И при чем здесь опять же Достоевский? Но вот сам Достоевский ортодоксом не был и к коренным проблемам человеческого бытия подходил вовсе не догматически. Вспомним хотя бы воображенные Версиловым в “Подростке” картины грядущего Золотого Века человечества — после смерти Бога: “И люди вдруг поняли, что они остались совсем одни, и разом почувствовали великое сиротство. < …> Осиротевшие люди тотчас же стали бы прижиматься друг к другу теснее и любовнее; они схватились бы за руки, понимая, что теперь лишь они одни составляют все друг для друга. Исчезла бы великая идея бессмертия, и приходилось бы заменить ее; и весь великий избыток прежней любви к тому, кто и был бессмертие, обратился бы у всех на природу, на мир, на людей, на всякую былинку. Они возлюбили бы землю и жизнь неудержимо. <…> Они стали бы замечать и открыли бы в природе такие явления и тайны, каких и не предполагали прежде, ибо смотрели бы на природу новыми глазами, взглядом любовника на возлюбленную. Они просыпались бы и спешили бы целовать друг друга, торопясь любить, сознавая, что дни коротки, что это — все, что у них остается. Они работали бы друг на друга, и каждый отдавал бы всем все свое и тем одним был бы счастлив. Каждый ребенок знал бы и чувствовал, что всякий на земле — ему как отец и мать”.
Если отвлечься от “жалостного” колорита, похоже на отрывок из фантастического социально- утопического романа. Конечно, у Достоевского встречались и намного более суровые пророчества относительно будущего человечества “при атеизме” — вспомним хотя бы сон Раскольникова в эпилоге “Преступления и наказания” или мрачные периоды поэмы о Великом инквизиторе.
А что же Стругацкие? Они в этой фазе своего развития вовсе не обеспокоены перспективой сиротства человечества после отказа от “концепции Бога”. “И никаких богов в помине — лишь только дела гром кругом” — эти слова Окуджавы они могли бы выбрать своим девизом. Однако это вовсе не значит, что в будущее они смотрели с бездумным оптимизмом, уповая, вместе с заскорузлыми догматиками, на автоматическое перерождение людей под влиянием коммунистического “способа производства”. Нет, им было важно понять и предсказать, что конкретно изменится в материи повседневности, что побудит людей будущего жить и действовать по-новому. Они хотели в своих произведениях хотя бы эскизно представить modus vivendi и modus operandi “коммунаров”.
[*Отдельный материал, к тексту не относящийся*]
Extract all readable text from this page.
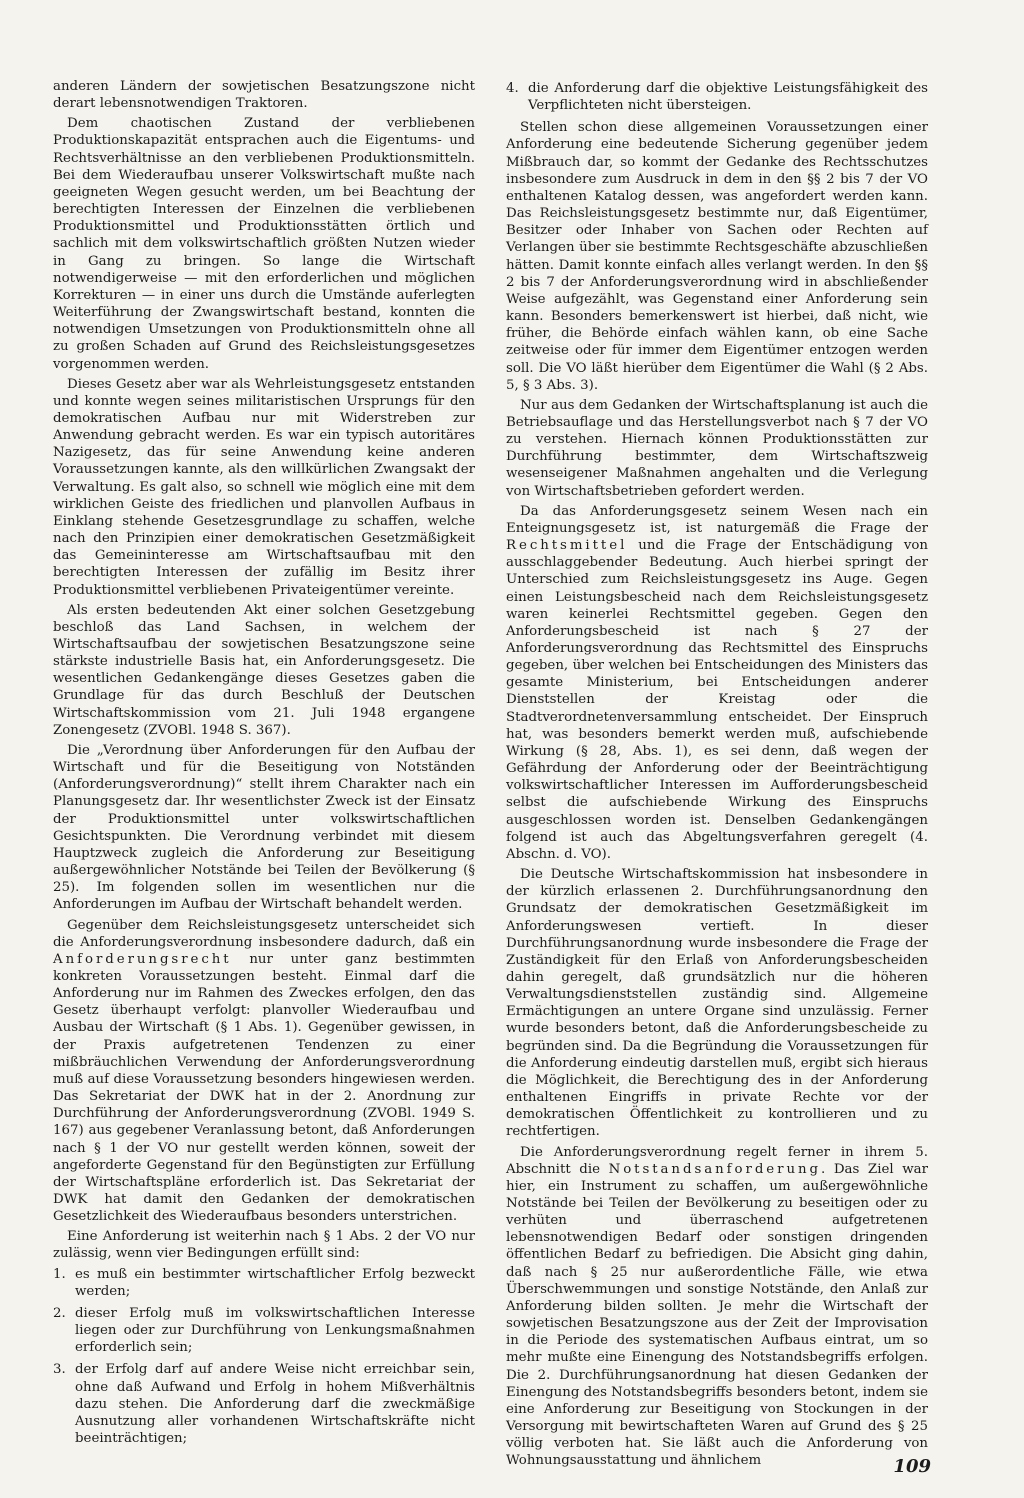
anderen Ländern der sowjetischen Besatzungszone nicht derart lebensnotwendigen Traktoren.

Dem chaotischen Zustand der verbliebenen Produktionskapazität entsprachen auch die Eigentums- und Rechtsverhältnisse an den verbliebenen Produktionsmitteln. Bei dem Wiederaufbau unserer Volkswirtschaft mußte nach geeigneten Wegen gesucht werden, um bei Beachtung der berechtigten Interessen der Einzelnen die verbliebenen Produktionsmittel und Produktionsstätten örtlich und sachlich mit dem volkswirtschaftlich größten Nutzen wieder in Gang zu bringen. So lange die Wirtschaft notwendigerweise — mit den erforderlichen und möglichen Korrekturen — in einer uns durch die Umstände auferlegten Weiterführung der Zwangswirtschaft bestand, konnten die notwendigen Umsetzungen von Produktionsmitteln ohne all zu großen Schaden auf Grund des Reichsleistungsgesetzes vorgenommen werden.

Dieses Gesetz aber war als Wehrleistungsgesetz entstanden und konnte wegen seines militaristischen Ursprungs für den demokratischen Aufbau nur mit Widerstreben zur Anwendung gebracht werden. Es war ein typisch autoritäres Nazigesetz, das für seine Anwendung keine anderen Voraussetzungen kannte, als den willkürlichen Zwangsakt der Verwaltung. Es galt also, so schnell wie möglich eine mit dem wirklichen Geiste des friedlichen und planvollen Aufbaus in Einklang stehende Gesetzesgrundlage zu schaffen, welche nach den Prinzipien einer demokratischen Gesetzmäßigkeit das Gemeininteresse am Wirtschaftsaufbau mit den berechtigten Interessen der zufällig im Besitz ihrer Produktionsmittel verbliebenen Privateigentümer vereinte.

Als ersten bedeutenden Akt einer solchen Gesetzgebung beschloß das Land Sachsen, in welchem der Wirtschaftsaufbau der sowjetischen Besatzungszone seine stärkste industrielle Basis hat, ein Anforderungsgesetz. Die wesentlichen Gedankengänge dieses Gesetzes gaben die Grundlage für das durch Beschluß der Deutschen Wirtschaftskommission vom 21. Juli 1948 ergangene Zonengesetz (ZVOBl. 1948 S. 367).

Die „Verordnung über Anforderungen für den Aufbau der Wirtschaft und für die Beseitigung von Notständen (Anforderungsverordnung)“ stellt ihrem Charakter nach ein Planungsgesetz dar. Ihr wesentlichster Zweck ist der Einsatz der Produktionsmittel unter volkswirtschaftlichen Gesichtspunkten. Die Verordnung verbindet mit diesem Hauptzweck zugleich die Anforderung zur Beseitigung außergewöhnlicher Notstände bei Teilen der Bevölkerung (§ 25). Im folgenden sollen im wesentlichen nur die Anforderungen im Aufbau der Wirtschaft behandelt werden.

Gegenüber dem Reichsleistungsgesetz unterscheidet sich die Anforderungsverordnung insbesondere dadurch, daß ein Anforderungsrecht nur unter ganz bestimmten konkreten Voraussetzungen besteht. Einmal darf die Anforderung nur im Rahmen des Zweckes erfolgen, den das Gesetz überhaupt verfolgt: planvoller Wiederaufbau und Ausbau der Wirtschaft (§ 1 Abs. 1). Gegenüber gewissen, in der Praxis aufgetretenen Tendenzen zu einer mißbräuchlichen Verwendung der Anforderungsverordnung muß auf diese Voraussetzung besonders hingewiesen werden. Das Sekretariat der DWK hat in der 2. Anordnung zur Durchführung der Anforderungsverordnung (ZVOBl. 1949 S. 167) aus gegebener Veranlassung betont, daß Anforderungen nach § 1 der VO nur gestellt werden können, soweit der angeforderte Gegenstand für den Begünstigten zur Erfüllung der Wirtschaftspläne erforderlich ist. Das Sekretariat der DWK hat damit den Gedanken der demokratischen Gesetzlichkeit des Wiederaufbaus besonders unterstrichen.

Eine Anforderung ist weiterhin nach § 1 Abs. 2 der VO nur zulässig, wenn vier Bedingungen erfüllt sind:

1. es muß ein bestimmter wirtschaftlicher Erfolg bezweckt werden;
2. dieser Erfolg muß im volkswirtschaftlichen Interesse liegen oder zur Durchführung von Lenkungsmaßnahmen erforderlich sein;
3. der Erfolg darf auf andere Weise nicht erreichbar sein, ohne daß Aufwand und Erfolg in hohem Mißverhältnis dazu stehen. Die Anforderung darf die zweckmäßige Ausnutzung aller vorhandenen Wirtschaftskräfte nicht beeinträchtigen;
4. die Anforderung darf die objektive Leistungsfähigkeit des Verpflichteten nicht übersteigen.

Stellen schon diese allgemeinen Voraussetzungen einer Anforderung eine bedeutende Sicherung gegenüber jedem Mißbrauch dar, so kommt der Gedanke des Rechtsschutzes insbesondere zum Ausdruck in dem in den §§ 2 bis 7 der VO enthaltenen Katalog dessen, was angefordert werden kann. Das Reichsleistungsgesetz bestimmte nur, daß Eigentümer, Besitzer oder Inhaber von Sachen oder Rechten auf Verlangen über sie bestimmte Rechtsgeschäfte abzuschließen hätten. Damit konnte einfach alles verlangt werden. In den §§ 2 bis 7 der Anforderungsverordnung wird in abschließender Weise aufgezählt, was Gegenstand einer Anforderung sein kann. Besonders bemerkenswert ist hierbei, daß nicht, wie früher, die Behörde einfach wählen kann, ob eine Sache zeitweise oder für immer dem Eigentümer entzogen werden soll. Die VO läßt hierüber dem Eigentümer die Wahl (§ 2 Abs. 5, § 3 Abs. 3).

Nur aus dem Gedanken der Wirtschaftsplanung ist auch die Betriebsauflage und das Herstellungsverbot nach § 7 der VO zu verstehen. Hiernach können Produktionsstätten zur Durchführung bestimmter, dem Wirtschaftszweig wesenseigener Maßnahmen angehalten und die Verlegung von Wirtschaftsbetrieben gefordert werden.

Da das Anforderungsgesetz seinem Wesen nach ein Enteignungsgesetz ist, ist naturgemäß die Frage der Rechtsmittel und die Frage der Entschädigung von ausschlaggebender Bedeutung. Auch hierbei springt der Unterschied zum Reichsleistungsgesetz ins Auge. Gegen einen Leistungsbescheid nach dem Reichsleistungsgesetz waren keinerlei Rechtsmittel gegeben. Gegen den Anforderungsbescheid ist nach § 27 der Anforderungsverordnung das Rechtsmittel des Einspruchs gegeben, über welchen bei Entscheidungen des Ministers das gesamte Ministerium, bei Entscheidungen anderer Dienststellen der Kreistag oder die Stadtverordnetenversammlung entscheidet. Der Einspruch hat, was besonders bemerkt werden muß, aufschiebende Wirkung (§ 28, Abs. 1), es sei denn, daß wegen der Gefährdung der Anforderung oder der Beeinträchtigung volkswirtschaftlicher Interessen im Aufforderungsbescheid selbst die aufschiebende Wirkung des Einspruchs ausgeschlossen worden ist. Denselben Gedankengängen folgend ist auch das Abgeltungsverfahren geregelt (4. Abschn. d. VO).

Die Deutsche Wirtschaftskommission hat insbesondere in der kürzlich erlassenen 2. Durchführungsanordnung den Grundsatz der demokratischen Gesetzmäßigkeit im Anforderungswesen vertieft. In dieser Durchführungsanordnung wurde insbesondere die Frage der Zuständigkeit für den Erlaß von Anforderungsbescheiden dahin geregelt, daß grundsätzlich nur die höheren Verwaltungsdienststellen zuständig sind. Allgemeine Ermächtigungen an untere Organe sind unzulässig. Ferner wurde besonders betont, daß die Anforderungsbescheide zu begründen sind. Da die Begründung die Voraussetzungen für die Anforderung eindeutig darstellen muß, ergibt sich hieraus die Möglichkeit, die Berechtigung des in der Anforderung enthaltenen Eingriffs in private Rechte vor der demokratischen Öffentlichkeit zu kontrollieren und zu rechtfertigen.

Die Anforderungsverordnung regelt ferner in ihrem 5. Abschnitt die Notstandsanforderung. Das Ziel war hier, ein Instrument zu schaffen, um außergewöhnliche Notstände bei Teilen der Bevölkerung zu beseitigen oder zu verhüten und überraschend aufgetretenen lebensnotwendigen Bedarf oder sonstigen dringenden öffentlichen Bedarf zu befriedigen. Die Absicht ging dahin, daß nach § 25 nur außerordentliche Fälle, wie etwa Überschwemmungen und sonstige Notstände, den Anlaß zur Anforderung bilden sollten. Je mehr die Wirtschaft der sowjetischen Besatzungszone aus der Zeit der Improvisation in die Periode des systematischen Aufbaus eintrat, um so mehr mußte eine Einengung des Notstandsbegriffs erfolgen. Die 2. Durchführungsanordnung hat diesen Gedanken der Einengung des Notstandsbegriffs besonders betont, indem sie eine Anforderung zur Beseitigung von Stockungen in der Versorgung mit bewirtschafteten Waren auf Grund des § 25 völlig verboten hat. Sie läßt auch die Anforderung von Wohnungsausstattung und ähnlichem	109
Интересно при этом, что подход Стругацких, если спроецировать его на актуальную полемику, которая велась в 60 — 70-е годы XIX века, оказывался, как ни странно, ближе к позиции Достоевского. В самом деле, его противники из “социалистического лагеря” — Герцен, Огарев, Михайловский, Ткачев и другие — видели в преодолении зол и язв современной им цивилизации главную практическую цель. Нищета, невежество, порабощение, эксплуатация, сословная иерархия — все это надлежало искоренить, и задача эта представлялась им столь эпохальной, запредельной, что о дальнейшем можно было пока не задумываться. “Сначала накорми, а потом и спрашивай с них добродетели”. Достоевский же, органически приверженный духу философии “как если бы”, своей мыслью легко преодолевал расстояния, барьеры, препятствия и говорил: “Ну вот, искомое состояние достигнуто — что дальше?”
Именно с этой позиции стартовали и Стругацкие. В начале 60-х годов, но уже ХХ века, задача избавления от голода и болезней, достижения материального изобилия выглядела все еще грандиозной, но уже достижимой для человечества как в его капиталистической, так и в социалистической ипостаси. Поэтому связанные с этим вопрошания и предостережения Достоевского становились для Стругацких актуальнее, чем практический пафос тогдашних поборников науки и прогресса.